Usually it meant the refugees being packed like sardines in open creaking lorries or trains that broke their backs, ribs and limbs, rocking them up and down.
It didn’t matter that you were a baby or similarly vulnerable. Nor did it that at times it was raining cats and dogs and other times so scorching hot as to “crack the forehead of a dog”, as Rwandans say. Or freezing cold, in wintry climes.
And there was worse. There were those, in same-said conditions, who didn’t enjoy the luxury of those ramshackle rides and had to wear their feet, often hands too, to their bloody bones to cover km upon km for days and nights in order to reach their destination.
If the hellfire awaiting them could be called “a destination”. In Africa, when you think of the forests teeming with tsetse fly, mosquito, snake, hyena and other hordes of small and big land and marine human-flesh wreckers and diseases where refugees were dumped, “hellfire” does not begin to define the anguish.
Add to that the weevil-infested beans and rotting maize-flour offered by humanitarian NGOs of those days, without instruction on hygienic cooking, and what you had was a catastrophe whose magnitude could break the strongest of human endurance. Very few refugees survived.
Yet if the condition for Rwandans in these foreign lands was hellfire, that of some “citizens” within this land was a red-hot eruption of deadly magma that left many in a daily battle for survival, with countless ending up at the losing end.
“Citizens” in quotes because this land hosted Rwandans according to allotted tiers.
The lowest tier of expendables was hosted in a Rwandan Siberia (Bugesera) where they were subject to regular slaughter as need arose.
The next upper tier was quarantined in forests and only let off the leash to extend their emaciated beggarly palms for morsels of food to quieten their hunger pangs. For only a while before diseases sank them into death and ended their suffering.

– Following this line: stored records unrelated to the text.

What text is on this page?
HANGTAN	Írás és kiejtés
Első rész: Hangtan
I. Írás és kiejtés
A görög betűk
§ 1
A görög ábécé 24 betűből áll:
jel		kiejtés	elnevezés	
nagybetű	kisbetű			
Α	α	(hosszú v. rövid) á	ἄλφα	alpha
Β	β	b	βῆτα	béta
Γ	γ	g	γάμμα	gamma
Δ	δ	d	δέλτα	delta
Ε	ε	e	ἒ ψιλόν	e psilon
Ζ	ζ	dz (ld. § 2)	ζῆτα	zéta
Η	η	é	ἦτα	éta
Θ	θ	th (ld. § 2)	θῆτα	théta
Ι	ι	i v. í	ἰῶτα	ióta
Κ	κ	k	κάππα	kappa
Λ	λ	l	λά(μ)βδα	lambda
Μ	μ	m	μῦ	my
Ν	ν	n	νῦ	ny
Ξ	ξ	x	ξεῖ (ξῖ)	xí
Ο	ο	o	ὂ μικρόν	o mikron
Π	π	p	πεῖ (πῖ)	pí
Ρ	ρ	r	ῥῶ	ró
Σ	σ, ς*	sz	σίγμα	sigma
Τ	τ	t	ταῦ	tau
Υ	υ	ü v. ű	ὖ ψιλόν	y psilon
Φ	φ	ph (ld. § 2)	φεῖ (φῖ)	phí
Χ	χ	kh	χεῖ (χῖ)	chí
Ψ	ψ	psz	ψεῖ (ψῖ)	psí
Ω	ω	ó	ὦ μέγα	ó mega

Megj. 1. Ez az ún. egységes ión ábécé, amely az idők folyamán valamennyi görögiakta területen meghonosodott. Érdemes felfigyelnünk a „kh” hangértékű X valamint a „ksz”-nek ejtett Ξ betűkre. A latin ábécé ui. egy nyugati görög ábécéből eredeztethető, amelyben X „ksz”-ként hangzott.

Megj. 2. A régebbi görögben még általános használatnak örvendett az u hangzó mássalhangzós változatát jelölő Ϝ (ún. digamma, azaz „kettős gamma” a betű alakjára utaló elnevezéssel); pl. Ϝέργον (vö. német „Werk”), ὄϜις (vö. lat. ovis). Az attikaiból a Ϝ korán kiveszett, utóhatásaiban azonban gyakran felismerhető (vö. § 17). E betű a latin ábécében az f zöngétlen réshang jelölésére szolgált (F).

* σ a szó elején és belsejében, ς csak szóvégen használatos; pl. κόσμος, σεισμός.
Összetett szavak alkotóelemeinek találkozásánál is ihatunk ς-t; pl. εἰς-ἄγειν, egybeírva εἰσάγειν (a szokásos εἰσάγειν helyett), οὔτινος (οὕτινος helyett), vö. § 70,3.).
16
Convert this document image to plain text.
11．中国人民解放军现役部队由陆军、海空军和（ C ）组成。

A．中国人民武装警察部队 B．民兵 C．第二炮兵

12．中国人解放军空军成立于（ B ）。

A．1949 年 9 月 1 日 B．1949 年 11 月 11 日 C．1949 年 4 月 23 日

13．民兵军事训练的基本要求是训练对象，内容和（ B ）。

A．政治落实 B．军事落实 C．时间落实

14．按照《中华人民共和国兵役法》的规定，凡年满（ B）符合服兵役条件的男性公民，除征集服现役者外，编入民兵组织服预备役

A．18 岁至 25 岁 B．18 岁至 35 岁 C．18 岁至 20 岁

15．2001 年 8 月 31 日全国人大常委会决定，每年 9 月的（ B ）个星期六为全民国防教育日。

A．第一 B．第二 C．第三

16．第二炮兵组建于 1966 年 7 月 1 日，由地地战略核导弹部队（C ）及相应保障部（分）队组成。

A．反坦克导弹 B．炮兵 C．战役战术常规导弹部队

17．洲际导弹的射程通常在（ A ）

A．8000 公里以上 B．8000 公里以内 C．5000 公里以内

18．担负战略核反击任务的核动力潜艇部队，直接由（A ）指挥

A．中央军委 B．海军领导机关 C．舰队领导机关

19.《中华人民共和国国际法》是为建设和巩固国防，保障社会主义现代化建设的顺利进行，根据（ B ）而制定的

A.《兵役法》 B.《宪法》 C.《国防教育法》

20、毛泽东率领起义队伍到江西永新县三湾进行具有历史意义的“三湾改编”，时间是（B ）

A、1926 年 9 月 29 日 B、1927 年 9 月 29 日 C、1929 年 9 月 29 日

Yet another upper tier was given free rein to till the land in their regions, but nowhere else, and there to fight mostly a losing battle with the ravages of disease, famine, floods and other menaces of nature. But at least, while alive, these enjoyed the honour of serving the select top.
These select few who had inherited the land from a foreign invading master, who had seized its ownership illegally before that, were themselves marionettes stringed to that master in seeming serf-master bondage of eternity.

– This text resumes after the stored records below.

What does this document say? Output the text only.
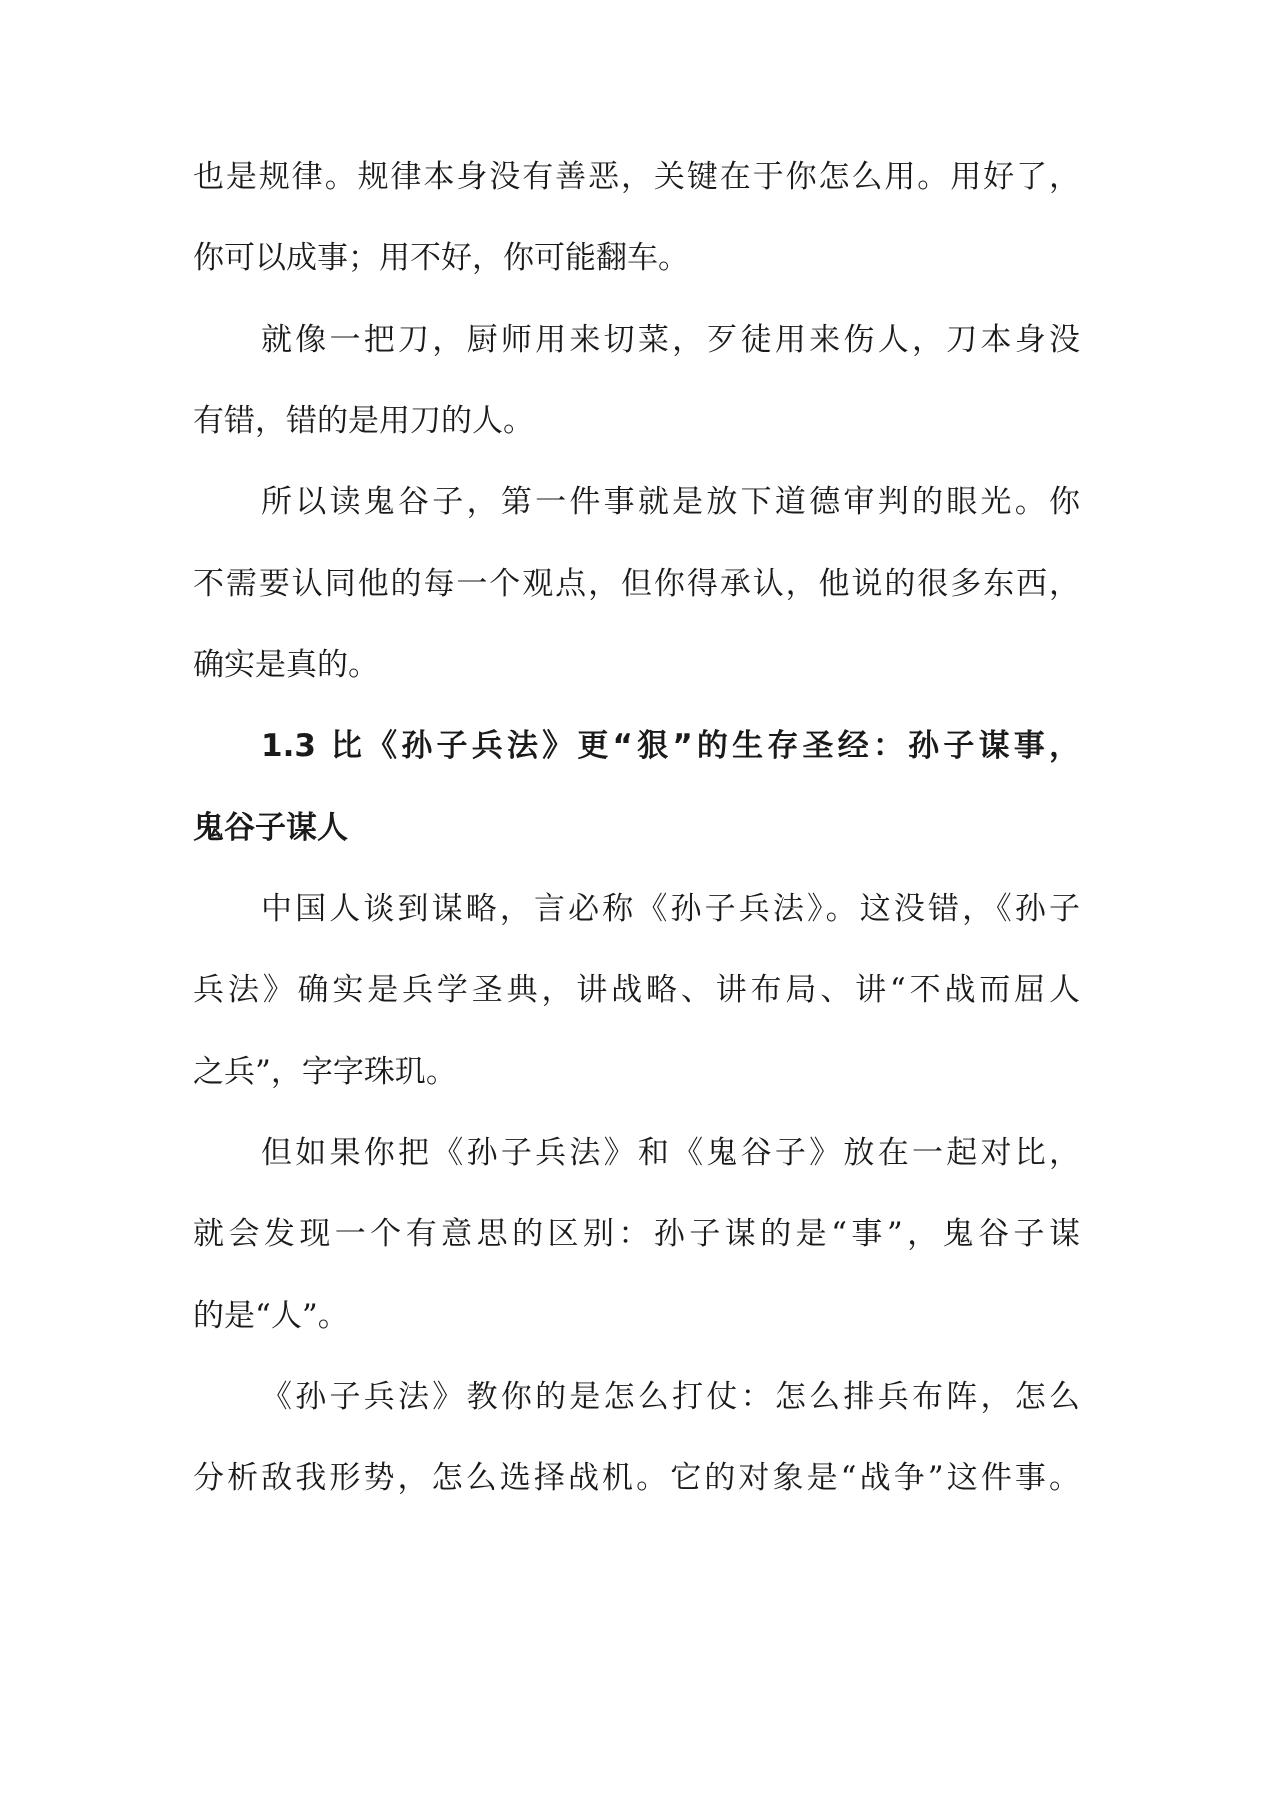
也是规律。规律本身没有善恶，关键在于你怎么用。用好了，
你可以成事；用不好，你可能翻车。
就像一把刀，厨师用来切菜，歹徒用来伤人，刀本身没
有错，错的是用刀的人。
所以读鬼谷子，第一件事就是放下道德审判的眼光。你
不需要认同他的每一个观点，但你得承认，他说的很多东西，
确实是真的。
1.3 比《孙子兵法》更“狠”的生存圣经：孙子谋事，
鬼谷子谋人
中国人谈到谋略，言必称《孙子兵法》。这没错，《孙子
兵法》确实是兵学圣典，讲战略、讲布局、讲“不战而屈人
之兵”，字字珠玑。
但如果你把《孙子兵法》和《鬼谷子》放在一起对比，
就会发现一个有意思的区别：孙子谋的是“事”，鬼谷子谋
的是“人”。
《孙子兵法》教你的是怎么打仗：怎么排兵布阵，怎么
分析敌我形势，怎么选择战机。它的对象是“战争”这件事。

Bondage the rivalry fights over which left few survivors; the louts who rode the crest of oppression, division, banishment, butchery and engineered the elimination crime of all crimes to seal the grave.
That the Rwandan citizenry could work together with its leadership to painstakingly rise phoenix-like from this nadir and sprout into a near-12m-strong true family bond to post indicators on politico-socio-economic and other areas’ progress that show a country rapidly headed for middle-income, in a mere 23 years, is nothing short of a miracle.
“With our unity….energy and commitment, we cannot fail to achieve anything we have set out to achieve. We cannot lose the battle to develop our country”, cemented the helmsman of this family bond responsible for the turnaround, the RPF candidate, on another leg of his campaign trail.
When you hear such time-tested statements as this and seriously reflect back, can you hold back tears of joy?